Le marin me saisit par les épaules et me secoua assez rudement, m'arrachant à ma rêverie. "Ecoute-moi attentivement." me dit-il en tentant d'attirer mon regard fuyant. "Je n'ai pas beaucoup de temps avant qu'elles me retrouvent, mais il faut absolument que tu m'écoutes, et que tu comprennes ce que je vais te dire.". Son discours sans queue ni tête m'agaçait, tout comme son ton agressif. J'aurais préféré qu'il parte retrouver les jumelles et qu'il me laisse tranquille. Au lieu de cela, il me gifla violemment, ce qui eut pour effet de me réveiller tout à fait. Je m'apprêtais à lui demander ce qui ne tournait pas rond chez lui, mais il me réduisit au silence d'un simple regard. Je ne l'avais jamais connu aussi sérieux, et il était clair qu'il n'hésiterait pas à me frapper à nouveau si je ne lui accordais pas toute mon attention.

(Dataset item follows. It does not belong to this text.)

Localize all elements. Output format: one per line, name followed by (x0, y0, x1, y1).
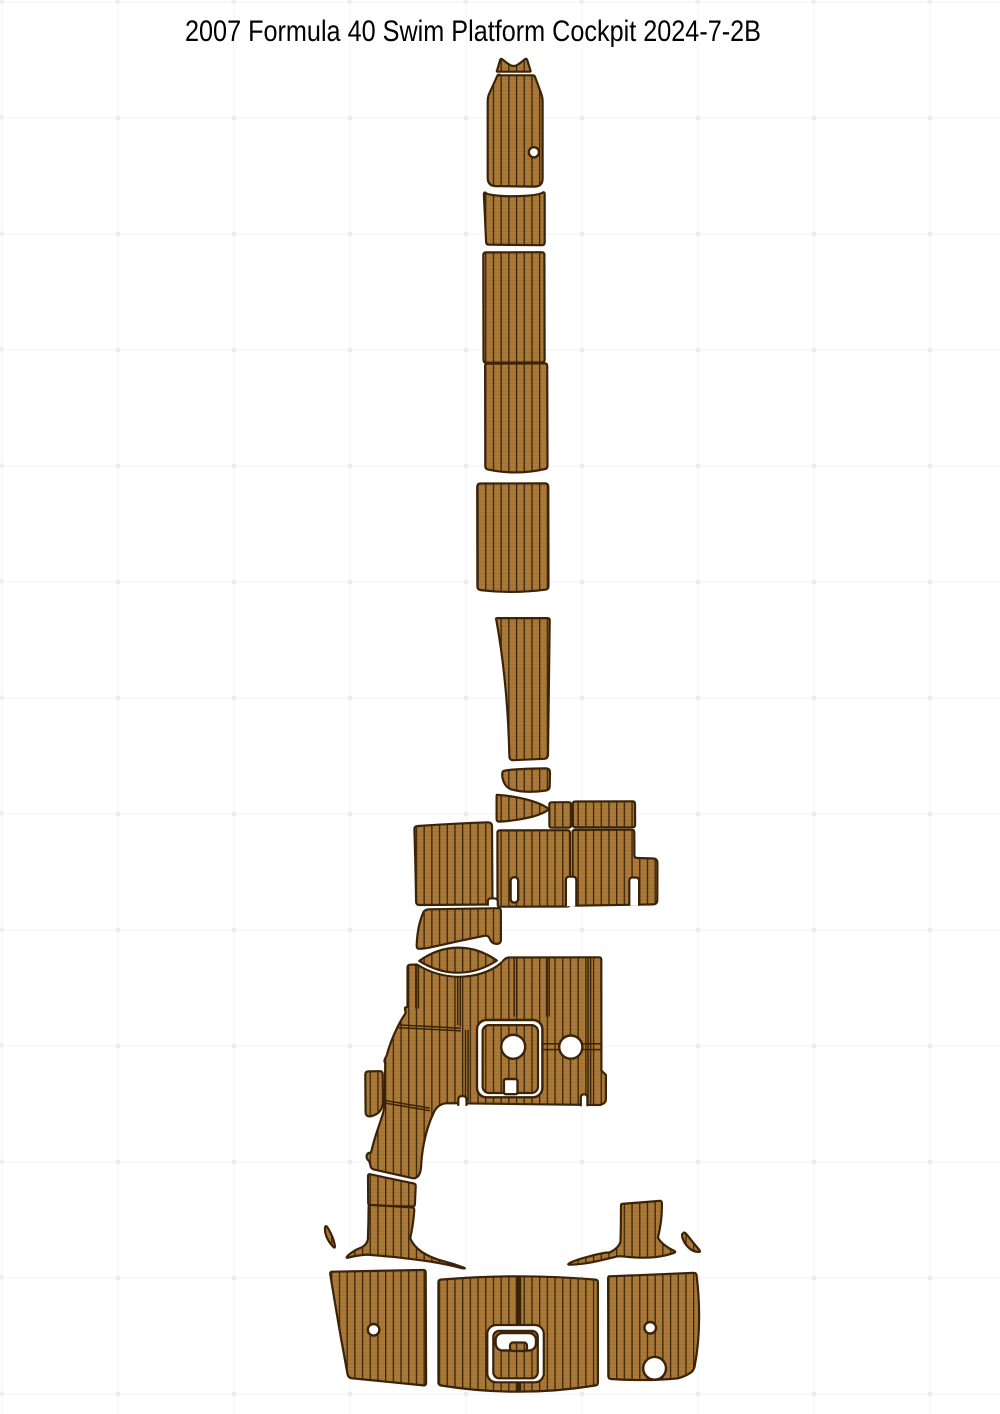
svg-text:2007 Formula 40 Swim Platform: 2007 Formula 40 Swim Platform Cockpit 20… (185, 15, 761, 48)
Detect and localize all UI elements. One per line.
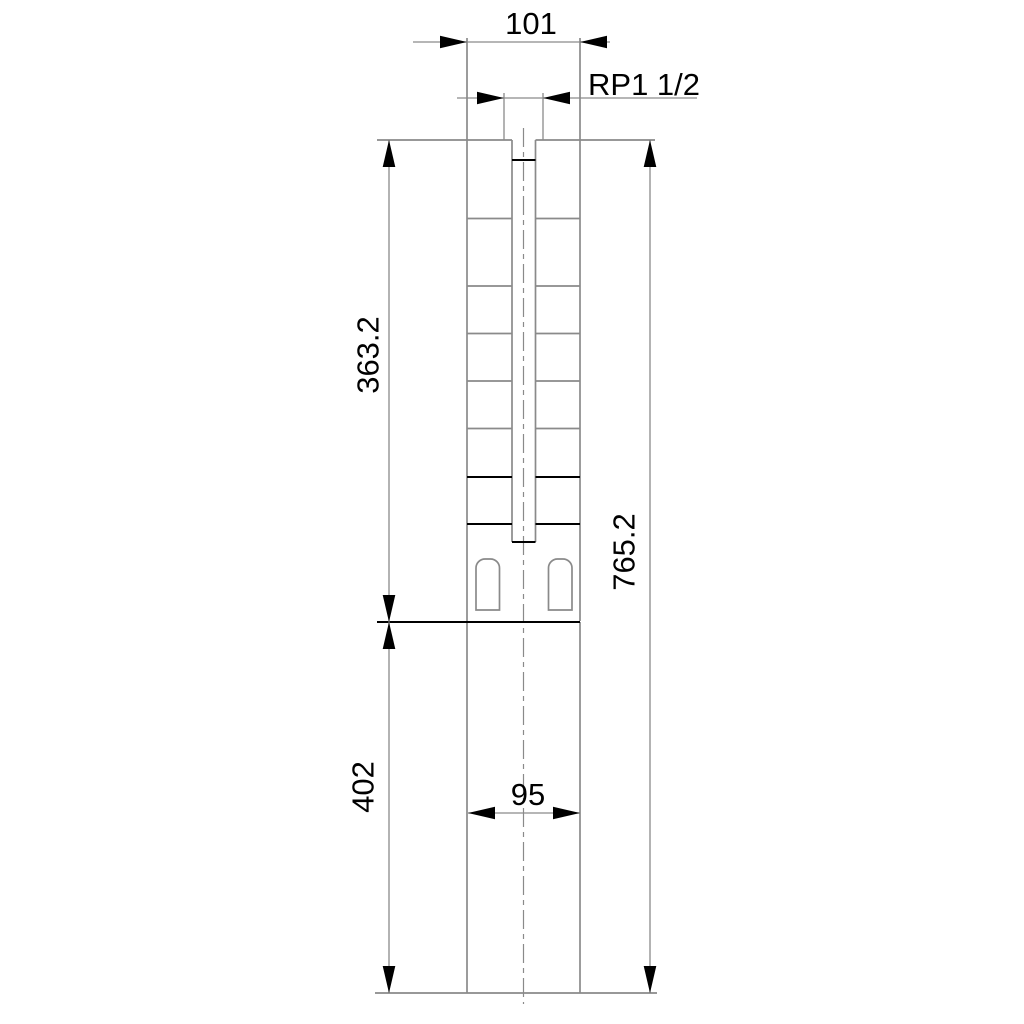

"C'est bien…" dit-il d'une voix hachée par l'émotion. "Tu dois garder cet état d'esprit. Sois en colère après moi si tu le souhaites, mais ne retombe pas dans leur piège.". Désormais pleinement consciente et effrayée par ses paroles, j'acquiesçais de la tête. "Car il s'agit bien d'un piège..." continua-t-il. "Ce château, cette brume, toute cette île peut-être bien. Il agit sur nous, sur notre esprit comme sur notre corps. Je n'ai pas vu mon reflet dans un miroir depuis longtemps, mais en observant ton visage je suppose que nous avons tous deux subit le même sort.". "Mais de quoi parles-tu ?" le questionnai-je d’un ton inquiet, tout en portant par reflexe la main à ma mâchoire. "Tes cheveux ! " répondit-il brutalement, "Ton nez, tous tes traits. Tu leur ressembles comme une sœur.". Ses mots me firent l'effet d'une décharge électrique. Tout en l'écoutant, le souvenir de son vrai visage me revint en mémoire. Et il avait raison. De nombreux détails de son visage étaient modifiés, faisant de lui une copie très proche de membres de cette étrange famille.
"Ce piège nous modifie." poursuivit-il. "Il nous fait oublier qui nous sommes, et pourquoi nous sommes ici. Il change aussi notre apparence, jusqu'à faire de nous une de ces… choses. Tu ne comprends donc pas ?". Mon ami accompagna cette question d'une nouvelle secousse sur mes épaules. Commençant à entrevoir l'horrible vérité de ses révélations, je l'interrogeai : "Tu veux dire que nous devenons comme eux ?". "Oui, mais pas seulement pour leur ressembler.", me répondit-il, des sanglots dans la voix. "Pour devenir eux… pour les rejoindre dans cette hideuse forme de…". Il ne put achever sa phrase, apparemment victime d'une soudaine douleur. Ses mains se posèrent sur ses hanches, et il se mit à osciller d'avant en arrière, comme une marionnette incapable de contrôler ses propres mouvements. Lorsque la crise fut passée, il avait le souffle court et le regard d'un fou…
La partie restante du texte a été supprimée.